As climate change challenges the agricultural industry, scientists and farmers may have to genetically engineer crops that are more resilient to drought or heat to maintain our food supply. Research like a new study in Nature Genetics, which outlines the genetic history of lettuce domestication, may help us develop hardier plants.
All of the plant foods we eat today had to be domesticated at one time. Farmers found versions of plants that had the characteristics they wanted; maybe they tasted especially good, were easier on the stomach, or they lacked tons of seeds, and the farmers focused on breeding more of these favorable varieties. Lettuce is no different.
Around 6,000 years ago in the Caucasus region, people were growing wild lettuce so they could use it to harvest plant oil from their seeds. The Greeks and Romans liked these leaves, even though they carried thorns, so they bred them further as leafy vegetables. Eventually, these leaves ended up on people's plates. More breeding over the years would turn smooth lettuce leaves into hard iceberg lettuce.
There are probably about 2,500 different kinds of lettuce, about 1,500 of which are grown and sold commercially while about 1,000 grow as wild plants in different environments. A collection of these different lettuces is maintained by The Center for Genetic Resources, the Netherlands (CGN), a Dutch gene bank that's part of Wageningen University & Research (WUR). In this study, a team of researchers isolated and analyzed DNA from 445 different kinds of lettuce.
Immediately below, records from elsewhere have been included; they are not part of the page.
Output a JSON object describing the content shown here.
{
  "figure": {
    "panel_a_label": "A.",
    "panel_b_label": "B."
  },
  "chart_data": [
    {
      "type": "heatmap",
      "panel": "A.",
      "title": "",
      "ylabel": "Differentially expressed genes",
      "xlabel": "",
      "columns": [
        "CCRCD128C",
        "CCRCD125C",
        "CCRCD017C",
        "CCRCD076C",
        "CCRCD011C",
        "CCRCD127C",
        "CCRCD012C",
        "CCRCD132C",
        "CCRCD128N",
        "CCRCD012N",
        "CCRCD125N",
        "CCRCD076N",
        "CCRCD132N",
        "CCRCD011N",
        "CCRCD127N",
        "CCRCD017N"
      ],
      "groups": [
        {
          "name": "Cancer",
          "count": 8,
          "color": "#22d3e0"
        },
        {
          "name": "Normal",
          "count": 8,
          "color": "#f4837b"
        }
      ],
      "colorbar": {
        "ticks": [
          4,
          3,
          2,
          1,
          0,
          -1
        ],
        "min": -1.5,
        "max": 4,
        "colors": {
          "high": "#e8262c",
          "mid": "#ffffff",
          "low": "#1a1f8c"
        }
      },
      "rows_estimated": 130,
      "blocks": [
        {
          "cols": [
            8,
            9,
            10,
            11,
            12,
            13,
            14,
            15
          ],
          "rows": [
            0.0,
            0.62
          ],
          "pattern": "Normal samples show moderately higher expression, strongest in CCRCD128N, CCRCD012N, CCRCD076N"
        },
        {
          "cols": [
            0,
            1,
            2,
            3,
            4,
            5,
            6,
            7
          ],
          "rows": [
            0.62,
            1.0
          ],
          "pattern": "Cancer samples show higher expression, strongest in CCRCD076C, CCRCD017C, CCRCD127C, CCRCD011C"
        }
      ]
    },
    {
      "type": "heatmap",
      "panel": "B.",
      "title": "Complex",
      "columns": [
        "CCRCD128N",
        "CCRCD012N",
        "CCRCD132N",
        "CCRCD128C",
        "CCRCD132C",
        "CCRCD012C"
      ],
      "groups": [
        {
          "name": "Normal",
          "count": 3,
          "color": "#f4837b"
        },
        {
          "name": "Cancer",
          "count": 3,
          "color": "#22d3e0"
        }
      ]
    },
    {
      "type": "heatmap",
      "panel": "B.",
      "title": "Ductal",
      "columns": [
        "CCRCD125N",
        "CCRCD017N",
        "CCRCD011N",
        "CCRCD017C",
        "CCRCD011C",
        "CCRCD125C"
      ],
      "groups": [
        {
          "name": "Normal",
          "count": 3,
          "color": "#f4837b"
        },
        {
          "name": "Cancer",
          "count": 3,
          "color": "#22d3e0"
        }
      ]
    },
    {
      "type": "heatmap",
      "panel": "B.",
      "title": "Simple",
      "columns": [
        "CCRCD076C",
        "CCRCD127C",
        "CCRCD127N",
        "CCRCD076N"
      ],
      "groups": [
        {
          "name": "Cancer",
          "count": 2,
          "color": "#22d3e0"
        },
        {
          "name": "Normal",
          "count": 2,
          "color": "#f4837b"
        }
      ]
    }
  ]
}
According to this research, modern lettuce varieties seem to have the most in common, genetically, with a wild ancestor called Lactuca serriola from the Caucasus. Slowly, lettuce plants migrated through Europe as the Roman Empire moved. The researchers were able to plot the plant's transition from seed crop to leaf crop. See a map of that movement here.
The scientists also identified when iceberg lettuce, a relatively recent variety, diverged from butterhead lettuce, which is ancient by comparison, in the wild Lactuca virosa.
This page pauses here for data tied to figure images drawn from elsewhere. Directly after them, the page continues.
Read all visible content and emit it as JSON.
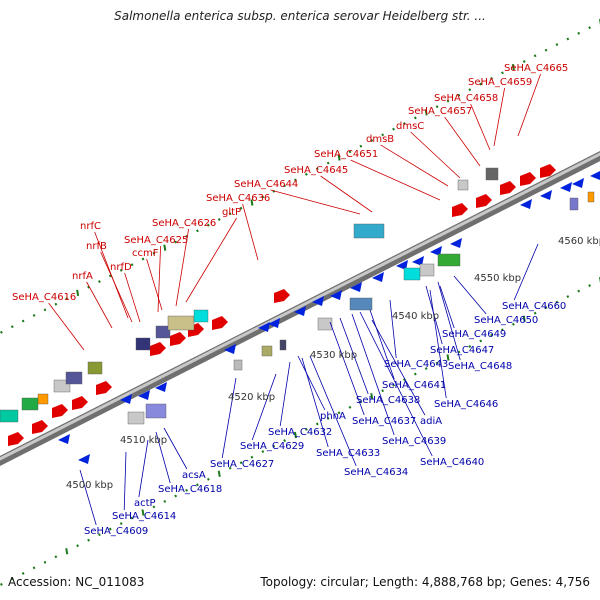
{
  "title": "Salmonella enterica subsp. enterica serovar Heidelberg str. ...",
  "footer": {
    "accession": "Accession: NC_011083",
    "summary": "Topology: circular; Length: 4,888,768 bp; Genes: 4,756"
  },
  "colors": {
    "upper_labels": "#cc0000",
    "lower_labels": "#0000aa",
    "backbone": "#9a9a9a",
    "ticks": "#1a7a1a"
  },
  "kbp_ticks": [
    "4500 kbp",
    "4510 kbp",
    "4520 kbp",
    "4530 kbp",
    "4540 kbp",
    "4550 kbp",
    "4560 kbp"
  ],
  "upper_labels": [
    "SeHA_C4616",
    "nrfA",
    "nrfD",
    "nrfB",
    "nrfC",
    "ccmF",
    "SeHA_C4625",
    "SeHA_C4626",
    "gltP",
    "SeHA_C4636",
    "SeHA_C4644",
    "SeHA_C4645",
    "SeHA_C4651",
    "dmsB",
    "dmsC",
    "SeHA_C4657",
    "SeHA_C4658",
    "SeHA_C4659",
    "SeHA_C4665"
  ],
  "lower_labels": [
    "SeHA_C4609",
    "SeHA_C4614",
    "actP",
    "SeHA_C4618",
    "acsA",
    "SeHA_C4627",
    "SeHA_C4629",
    "SeHA_C4632",
    "phnA",
    "SeHA_C4633",
    "SeHA_C4634",
    "SeHA_C4638",
    "SeHA_C4637",
    "SeHA_C4639",
    "adiA",
    "SeHA_C4640",
    "SeHA_C4641",
    "SeHA_C4643",
    "SeHA_C4647",
    "SeHA_C4648",
    "SeHA_C4646",
    "SeHA_C4649",
    "SeHA_C4650",
    "SeHA_C4660"
  ]
}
There was a rigorous effort to select traits that made it easier to grow the plants, and made them more palatable to eat. Farmers also ensured the spines and thorns were lost, an alteration that also reduced genetic diversity in the regions of DNA where those traits are encoded.
The study authors noted that gene banks are valuable resources that can help us protect biodiversity. That diversity can only help us ensure that food production will continue as the world's population increases and climate changes.
"Determining the DNA order of the material, in our collections and others enables science to trace the traits hidden until now, in thousands of varieties and wild populations of lettuce and other crops. In doing so, we have obtained the key to an enormous treasure chest. For instance, imagine that research indicates that certain genes are important for resistance against drought or a certain disease. Then you would be able to search in the DNA data for genetic resources that have genes that look very similar and, using those resources, you could breed plants much quicker and more effective than what was previously possible. That is nothing short of revolutionary," noted study co-authors Rob van Treuren and Theo van Hintum of WUR.